C compiler for RISC OS

Acorn C/C++ is a set of programming tools for use under the RISC OS operating system. The tools use the Norcroft compiler suite and were authored by Codemist and Acorn Computers. The tools provide some facilities offered by a fully integrated development environment.

Acorn included a copy of the Norcroft compiler targeted at the ARM architecture for RISC OS in the following development software.

- Acornsoft ANSI C – 1988
- Acornsoft ANSI C (Release 2)
- Acorn ANSI C (Release 3) – 1989
- Acorn Desktop C (Release 4)
- Acorn C/C++ (Release 5) – 1995

== History ==

Acorn's work on ANSI C compilers was begun around 1987, with a commercial release in 1988 for its Archimedes computer. Desktop C and Desktop Assembler were released in 1991. Codemist worked primarily on the ANSI C standard, while Acorn concentrated on the RISC OS specifics and optimisation for the ARM. Both parties exchanged sources regularly.

The tools were originally developed by university academics Alan Mycroft, Arthur C Norman and John Fitch of Codemist. Their development was taken up by Acorn and subsequently taken over by Castle Technology, who later added the lacking C99 support. Castle funded further development by means of a subscription scheme.
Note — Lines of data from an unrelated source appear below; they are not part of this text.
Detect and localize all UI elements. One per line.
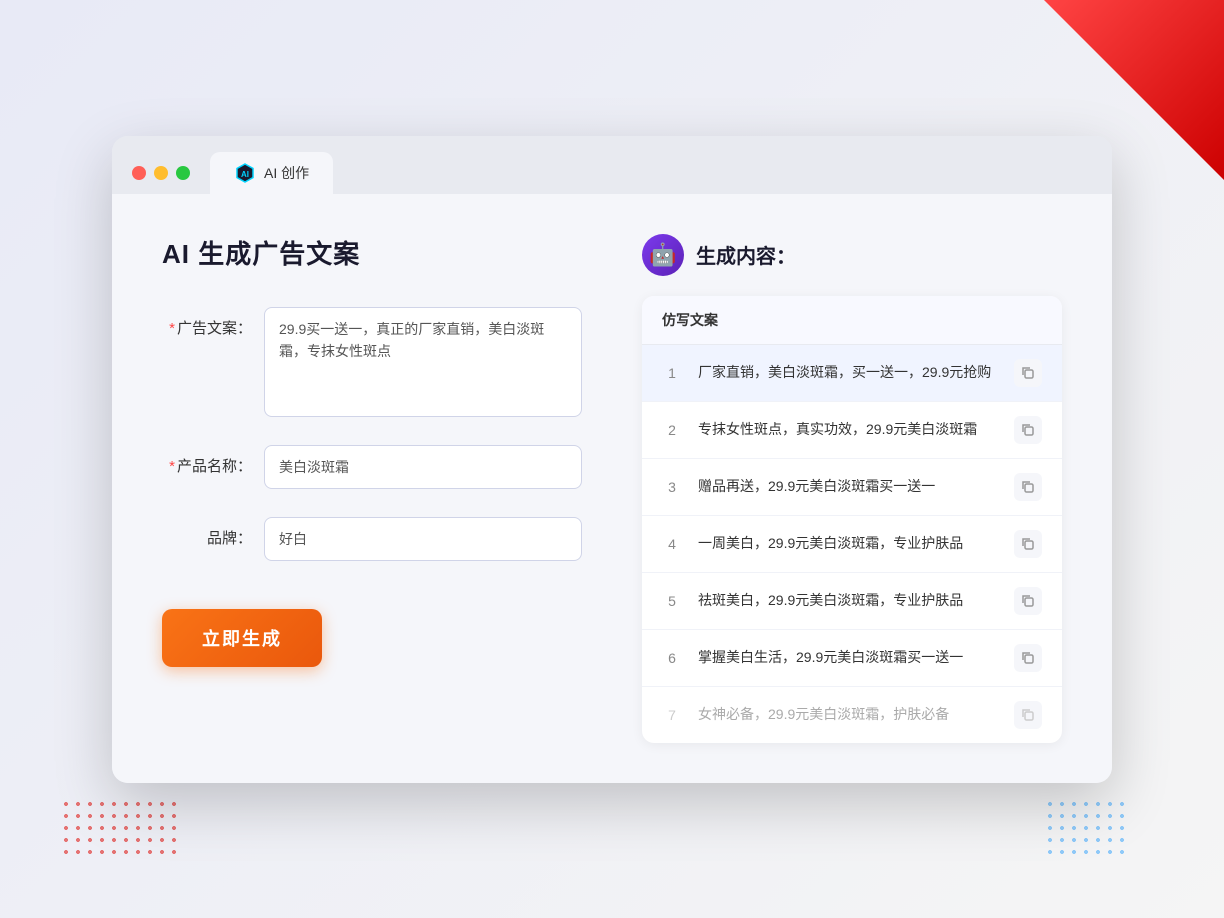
bg-decoration-dots-left: [60, 798, 180, 858]
row-number: 2: [662, 422, 682, 438]
browser-tab[interactable]: AI AI 创作: [210, 152, 333, 194]
traffic-lights: [132, 166, 190, 194]
row-number: 5: [662, 593, 682, 609]
ai-icon: AI: [234, 162, 256, 184]
ad-copy-input[interactable]: 29.9买一送一，真正的厂家直销，美白淡斑霜，专抹女性斑点: [264, 307, 582, 417]
bg-decoration-dots-right: [1044, 798, 1124, 858]
row-text: 一周美白，29.9元美白淡斑霜，专业护肤品: [698, 533, 998, 554]
row-text: 祛斑美白，29.9元美白淡斑霜，专业护肤品: [698, 590, 998, 611]
row-text: 厂家直销，美白淡斑霜，买一送一，29.9元抢购: [698, 362, 998, 383]
table-row: 4 一周美白，29.9元美白淡斑霜，专业护肤品: [642, 516, 1062, 573]
row-number: 4: [662, 536, 682, 552]
browser-window: AI AI 创作 AI 生成广告文案 *广告文案： 29.9买一送一，真正的厂家…: [112, 136, 1112, 783]
result-table: 仿写文案 1 厂家直销，美白淡斑霜，买一送一，29.9元抢购 2 专抹: [642, 296, 1062, 743]
copy-button[interactable]: [1014, 416, 1042, 444]
left-panel: AI 生成广告文案 *广告文案： 29.9买一送一，真正的厂家直销，美白淡斑霜，…: [162, 234, 582, 743]
table-row: 1 厂家直销，美白淡斑霜，买一送一，29.9元抢购: [642, 345, 1062, 402]
brand-input[interactable]: [264, 517, 582, 561]
row-text: 专抹女性斑点，真实功效，29.9元美白淡斑霜: [698, 419, 998, 440]
row-text: 赠品再送，29.9元美白淡斑霜买一送一: [698, 476, 998, 497]
table-row: 7 女神必备，29.9元美白淡斑霜，护肤必备: [642, 687, 1062, 743]
row-text: 掌握美白生活，29.9元美白淡斑霜买一送一: [698, 647, 998, 668]
table-row: 3 赠品再送，29.9元美白淡斑霜买一送一: [642, 459, 1062, 516]
table-row: 2 专抹女性斑点，真实功效，29.9元美白淡斑霜: [642, 402, 1062, 459]
table-row: 6 掌握美白生活，29.9元美白淡斑霜买一送一: [642, 630, 1062, 687]
required-star-ad: *: [169, 320, 175, 337]
row-text: 女神必备，29.9元美白淡斑霜，护肤必备: [698, 704, 998, 725]
traffic-light-green[interactable]: [176, 166, 190, 180]
copy-button[interactable]: [1014, 530, 1042, 558]
right-panel: 生成内容： 仿写文案 1 厂家直销，美白淡斑霜，买一送一，29.9元抢购: [642, 234, 1062, 743]
traffic-light-yellow[interactable]: [154, 166, 168, 180]
generate-button[interactable]: 立即生成: [162, 609, 322, 667]
svg-text:AI: AI: [241, 170, 249, 179]
product-name-label: *产品名称：: [162, 445, 252, 476]
robot-icon: [642, 234, 684, 276]
table-header: 仿写文案: [642, 296, 1062, 345]
product-name-input[interactable]: [264, 445, 582, 489]
results-title: 生成内容：: [696, 240, 796, 269]
tab-label: AI 创作: [264, 163, 309, 183]
form-group-brand: 品牌：: [162, 517, 582, 561]
row-number: 6: [662, 650, 682, 666]
brand-label: 品牌：: [162, 517, 252, 548]
traffic-light-red[interactable]: [132, 166, 146, 180]
browser-chrome: AI AI 创作: [112, 136, 1112, 194]
row-number: 3: [662, 479, 682, 495]
copy-button[interactable]: [1014, 473, 1042, 501]
copy-button[interactable]: [1014, 644, 1042, 672]
form-group-ad-copy: *广告文案： 29.9买一送一，真正的厂家直销，美白淡斑霜，专抹女性斑点: [162, 307, 582, 417]
copy-button[interactable]: [1014, 701, 1042, 729]
ad-copy-label: *广告文案：: [162, 307, 252, 338]
required-star-product: *: [169, 458, 175, 475]
row-number: 1: [662, 365, 682, 381]
copy-button[interactable]: [1014, 587, 1042, 615]
page-title: AI 生成广告文案: [162, 234, 582, 271]
table-header-text: 仿写文案: [662, 312, 718, 328]
form-group-product-name: *产品名称：: [162, 445, 582, 489]
row-number: 7: [662, 707, 682, 723]
results-header: 生成内容：: [642, 234, 1062, 276]
browser-content: AI 生成广告文案 *广告文案： 29.9买一送一，真正的厂家直销，美白淡斑霜，…: [112, 194, 1112, 783]
copy-button[interactable]: [1014, 359, 1042, 387]
table-row: 5 祛斑美白，29.9元美白淡斑霜，专业护肤品: [642, 573, 1062, 630]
In early 2009, development and sales of the tools were transferred to RISC OS Open.

Subsequent enhancements have included adding the post-ARMv5 instructions to the standalone assembler tool, ObjAsm, and code generation by the C compiler to use those instructions where natural to do so from the language. In October 2020 a number of extensions to support the C18 standard were made available to developers.The range of supported languages was expanded beyond the original C/C++ in October 2025 to include a Fortran 77 compiler based on the same Norcroft technology.

== Uses ==

The Norcroft compiler can be used to produce RISC OS modules, as well as compiling parts of the operating system itself. Before beginning development of the Inform programming language, Graham Nelson originally used Norcroft C to develop his text adventure Curses.

The suite of tools is currently the only means of building a working copy of RISC OS, although it is ultimately intended that this will also be possible using a cross compiler, e.g. using the free software GCC system.